Auch am Wochenende ist alles irgendwie nicht mehr so, wie es mal war

Kennt Ihr noch diese kleinen Schildchen an Wohnhäusern, auf denen “Mittagsruhe bitte beachten” stand? Die sieht man deshalb nicht mehr, weil die Mittagsruhe tatsächlich einfach abgeschafft wurde! Einfach so, zack bumm, ihr bleibt jetzt alle wach, der Presslufthammer darf machen, was er will und der Nachbar klingelt – ob’s dir passt oder nicht. Das Resultat: In Deutschland sind ab 13 Uhr ne Menge Zombies unterwegs.

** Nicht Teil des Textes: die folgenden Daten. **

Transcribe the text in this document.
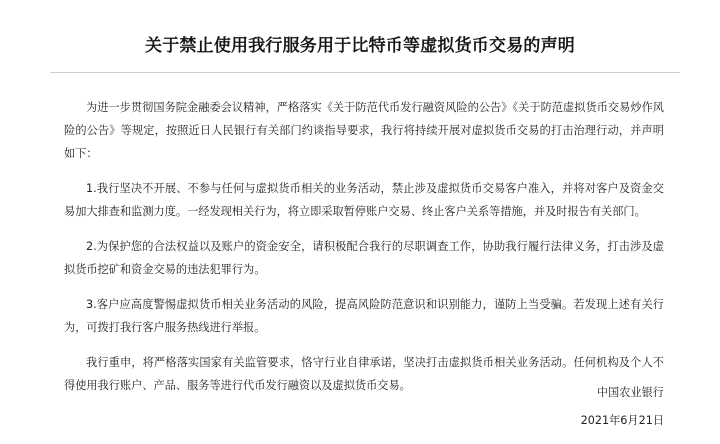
关于禁止使用我行服务用于比特币等虚拟货币交易的声明

为进一步贯彻国务院金融委会议精神，严格落实《关于防范代币发行融资风险的公告》《关于防范虚拟货币交易炒作风险的公告》等规定，按照近日人民银行有关部门约谈指导要求，我行将持续开展对虚拟货币交易的打击治理行动，并声明如下：

1.我行坚决不开展、不参与任何与虚拟货币相关的业务活动，禁止涉及虚拟货币交易客户准入，并将对客户及资金交易加大排查和监测力度。一经发现相关行为，将立即采取暂停账户交易、终止客户关系等措施，并及时报告有关部门。

2.为保护您的合法权益以及账户的资金安全，请积极配合我行的尽职调查工作，协助我行履行法律义务，打击涉及虚拟货币挖矿和资金交易的违法犯罪行为。

3.客户应高度警惕虚拟货币相关业务活动的风险，提高风险防范意识和识别能力，谨防上当受骗。若发现上述有关行为，可拨打我行客户服务热线进行举报。

我行重申，将严格落实国家有关监管要求，恪守行业自律承诺，坚决打击虚拟货币相关业务活动。任何机构及个人不得使用我行账户、产品、服务等进行代币发行融资以及虚拟货币交易。

中国农业银行
2021年6月21日
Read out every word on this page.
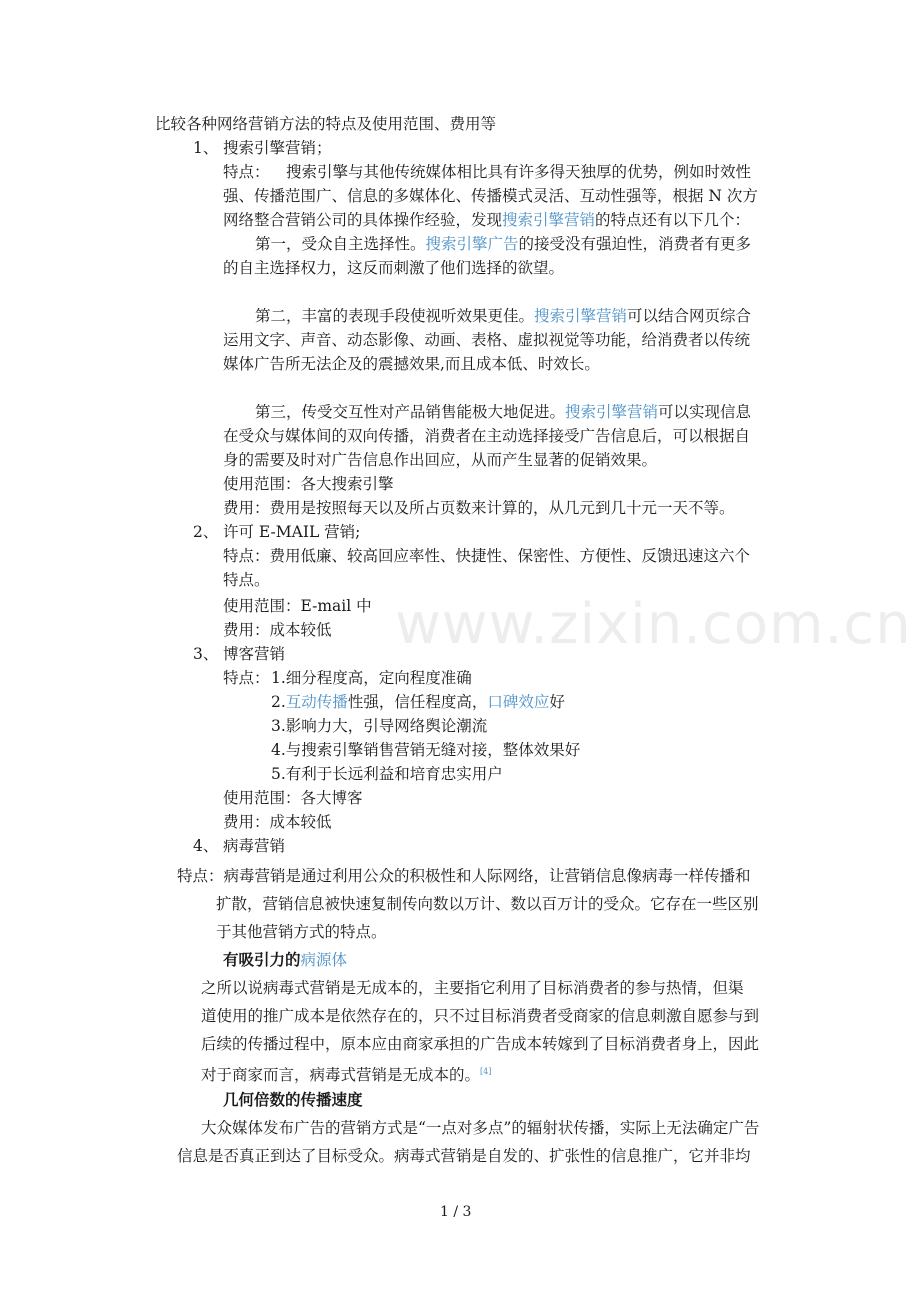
www.zixin.com.cn
比较各种网络营销方法的特点及使用范围、费用等
1、 搜索引擎营销；
特点： 搜索引擎与其他传统媒体相比具有许多得天独厚的优势，例如时效性
强、传播范围广、信息的多媒体化、传播模式灵活、互动性强等，根据 N 次方
网络整合营销公司的具体操作经验，发现搜索引擎营销的特点还有以下几个：
第一，受众自主选择性。搜索引擎广告的接受没有强迫性，消费者有更多
的自主选择权力，这反而刺激了他们选择的欲望。
第二，丰富的表现手段使视听效果更佳。搜索引擎营销可以结合网页综合
运用文字、声音、动态影像、动画、表格、虚拟视觉等功能，给消费者以传统
媒体广告所无法企及的震撼效果,而且成本低、时效长。
第三，传受交互性对产品销售能极大地促进。搜索引擎营销可以实现信息
在受众与媒体间的双向传播，消费者在主动选择接受广告信息后，可以根据自
身的需要及时对广告信息作出回应，从而产生显著的促销效果。
使用范围：各大搜索引擎
费用：费用是按照每天以及所占页数来计算的，从几元到几十元一天不等。
2、 许可 E-MAIL 营销;
特点：费用低廉、较高回应率性、快捷性、保密性、方便性、反馈迅速这六个
特点。
使用范围：E-mail 中
费用：成本较低
3、 博客营销
特点： 1.细分程度高，定向程度准确
2.互动传播性强，信任程度高，口碑效应好
3.影响力大，引导网络舆论潮流
4.与搜索引擎销售营销无缝对接，整体效果好
5.有利于长远利益和培育忠实用户
使用范围：各大博客
费用：成本较低
4、 病毒营销
特点：病毒营销是通过利用公众的积极性和人际网络，让营销信息像病毒一样传播和
扩散，营销信息被快速复制传向数以万计、数以百万计的受众。它存在一些区别
于其他营销方式的特点。
有吸引力的病源体
之所以说病毒式营销是无成本的，主要指它利用了目标消费者的参与热情，但渠
道使用的推广成本是依然存在的，只不过目标消费者受商家的信息刺激自愿参与到
后续的传播过程中，原本应由商家承担的广告成本转嫁到了目标消费者身上，因此
对于商家而言，病毒式营销是无成本的。[4]
几何倍数的传播速度
大众媒体发布广告的营销方式是“一点对多点”的辐射状传播，实际上无法确定广告
信息是否真正到达了目标受众。病毒式营销是自发的、扩张性的信息推广，它并非均
1 / 3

Leere, müde Hüllen mit auf halber Flamme lodernder Hirnleistung. So richtig erholen kann man sich von diesem Mittagstief doch erst am Abend. Dabei könnte es so einfach sein: Einfach kurz hinlegen, Augen schließen, Muskeln entspannen und in Gedanken am Strand von Rimini auftanken. 

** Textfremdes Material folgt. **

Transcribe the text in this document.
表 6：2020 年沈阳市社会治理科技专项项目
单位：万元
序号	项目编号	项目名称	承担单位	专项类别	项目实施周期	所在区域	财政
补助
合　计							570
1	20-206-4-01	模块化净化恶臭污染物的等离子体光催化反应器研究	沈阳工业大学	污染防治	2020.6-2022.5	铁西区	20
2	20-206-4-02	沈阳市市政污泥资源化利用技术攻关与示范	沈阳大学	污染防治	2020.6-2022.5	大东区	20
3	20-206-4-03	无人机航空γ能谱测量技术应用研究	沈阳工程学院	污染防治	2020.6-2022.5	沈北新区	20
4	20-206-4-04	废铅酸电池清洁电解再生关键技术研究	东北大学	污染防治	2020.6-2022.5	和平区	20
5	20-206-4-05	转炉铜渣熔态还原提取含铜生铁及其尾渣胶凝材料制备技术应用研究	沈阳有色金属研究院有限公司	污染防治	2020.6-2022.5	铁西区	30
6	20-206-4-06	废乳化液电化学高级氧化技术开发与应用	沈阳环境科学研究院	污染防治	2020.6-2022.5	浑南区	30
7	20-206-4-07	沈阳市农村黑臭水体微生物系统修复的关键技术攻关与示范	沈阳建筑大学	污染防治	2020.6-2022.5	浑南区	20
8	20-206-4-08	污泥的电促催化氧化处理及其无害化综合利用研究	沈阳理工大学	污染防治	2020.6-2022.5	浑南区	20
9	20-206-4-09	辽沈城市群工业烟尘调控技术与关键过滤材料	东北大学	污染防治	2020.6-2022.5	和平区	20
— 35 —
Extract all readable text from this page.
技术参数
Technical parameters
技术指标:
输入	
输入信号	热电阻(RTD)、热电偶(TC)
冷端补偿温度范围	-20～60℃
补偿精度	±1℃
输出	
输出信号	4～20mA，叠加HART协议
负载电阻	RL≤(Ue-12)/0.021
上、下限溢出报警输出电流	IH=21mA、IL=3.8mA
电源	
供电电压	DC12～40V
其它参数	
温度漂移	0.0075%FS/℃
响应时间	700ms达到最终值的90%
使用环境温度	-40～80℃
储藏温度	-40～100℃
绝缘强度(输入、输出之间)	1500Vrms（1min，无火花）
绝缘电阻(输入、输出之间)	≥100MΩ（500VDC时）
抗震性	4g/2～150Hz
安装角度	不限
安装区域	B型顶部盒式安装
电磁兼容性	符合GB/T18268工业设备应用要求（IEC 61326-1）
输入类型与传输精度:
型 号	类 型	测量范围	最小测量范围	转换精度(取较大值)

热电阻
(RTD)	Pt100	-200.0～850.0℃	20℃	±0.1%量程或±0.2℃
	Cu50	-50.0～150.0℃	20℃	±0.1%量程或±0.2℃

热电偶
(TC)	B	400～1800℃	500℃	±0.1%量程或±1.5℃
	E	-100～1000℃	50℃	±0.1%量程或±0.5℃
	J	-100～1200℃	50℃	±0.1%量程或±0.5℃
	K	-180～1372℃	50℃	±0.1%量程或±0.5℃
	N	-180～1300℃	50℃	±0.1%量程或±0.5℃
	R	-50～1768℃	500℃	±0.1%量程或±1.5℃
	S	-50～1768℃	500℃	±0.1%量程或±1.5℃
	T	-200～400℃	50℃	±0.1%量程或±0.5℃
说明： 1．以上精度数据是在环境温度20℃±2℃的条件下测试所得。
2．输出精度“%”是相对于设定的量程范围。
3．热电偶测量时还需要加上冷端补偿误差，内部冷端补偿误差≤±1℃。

Der Mittagsschlaf wird aussterben

Wenn wir nicht endlich gemeinsam aufstehen (um uns anschließend wieder mittags hinlegen zu können), wird der Mittagsschlaf bald aussterben. Schon die Kleinsten werden auf Zombie getrimmt. In den meisten Ganztagsschulen gibt es natürlich keine Ruhezeiten zwischen Mittagessen und Hausaufgaben. Selbst in Kitas ist mit 3 normalerweise Schluss. Wenn du da über deinem Spaghettiteller einschläfst, wirst du wieder aufgeweckt. Warum? Weil Eltern keine Lust haben, dass ihre Kinder bis um 22 Uhr topfit sind. Und warum wollen sie das nicht? Weil sie selbst ja seit um 13 Uhr Zombies sind und den ganzen Tag über keine ruhige Minute hatten. Gemerkt? Wir drehen uns im Kreis. 

Mittagsschlaf ist von Natur aus in uns angelegt

Wir hören es ja ungern – aber de facto sind Menschen ja irgendwie auch sowas wie Tiere. Und wenn ich an Tiere um die Mittagszeit denke, dann sehe ich dösende Löwen, sich wohlig räkelnde Katzen, zusammengerollte Hunde und hängende Faultiere vor mir. Gut, letztere zählen nicht, die hängen ja immer. Aber auch im Menschen ist das Bedürfnis nach einer Mittagsruhe biologisch angelegt. Das hat man in sogenannten Bunker-Experimenten herausgefunden. Mehrere Personen leben bei solchen Experimenten für mehrere Tage in Bunkern – völlig abgeschottet von der Außenwelt und ohne Uhren oder Tageslicht. Sie haben Aufgaben zu erledigen, sollen aber auf ihre Bedürfnisse achten. So gewinnt man Erkenntnisse zur inneren Uhr. Ihr werdet es ahnen: Diese Menschen haben sich mittags alle hingelegt. 

Ich will schlafen – und zwar nicht im Bunker!

Was lernen wir daraus? Wir Deutschen haben in mancher Hinsicht echt einen Knall! Vor lauter Effizienz und Sinnhaftigkeit haben wir – zumindest was das Schlafen angeht – echt die Bodenhaftung verloren. Ich plädiere hiermit für eine Hospitanz aller Deutschen in Italien mit dem Weiterbildungsschwerpunkt Mittagsschlaf. Das wäre mal ne sinnvolle Variante, unsere Steuergelder auszugeben. Gott, wären wir alle erholt, wenn wir uns was von den Italienern abgucken würden. So erholt hätten wir auch so schöne Sachen wie Pizza und Speiseeis erfunden, dann ist das ja keine Kunst. Und kommt mir jetzt bitte nicht mit deutschen Erfindungen wie Bier oder Glühbirnen. Ich weiß ja selbst, dass meine Argumentation völlig gaga ist – ich hatte schließlich keinen Mittagsschlaf! Grrr!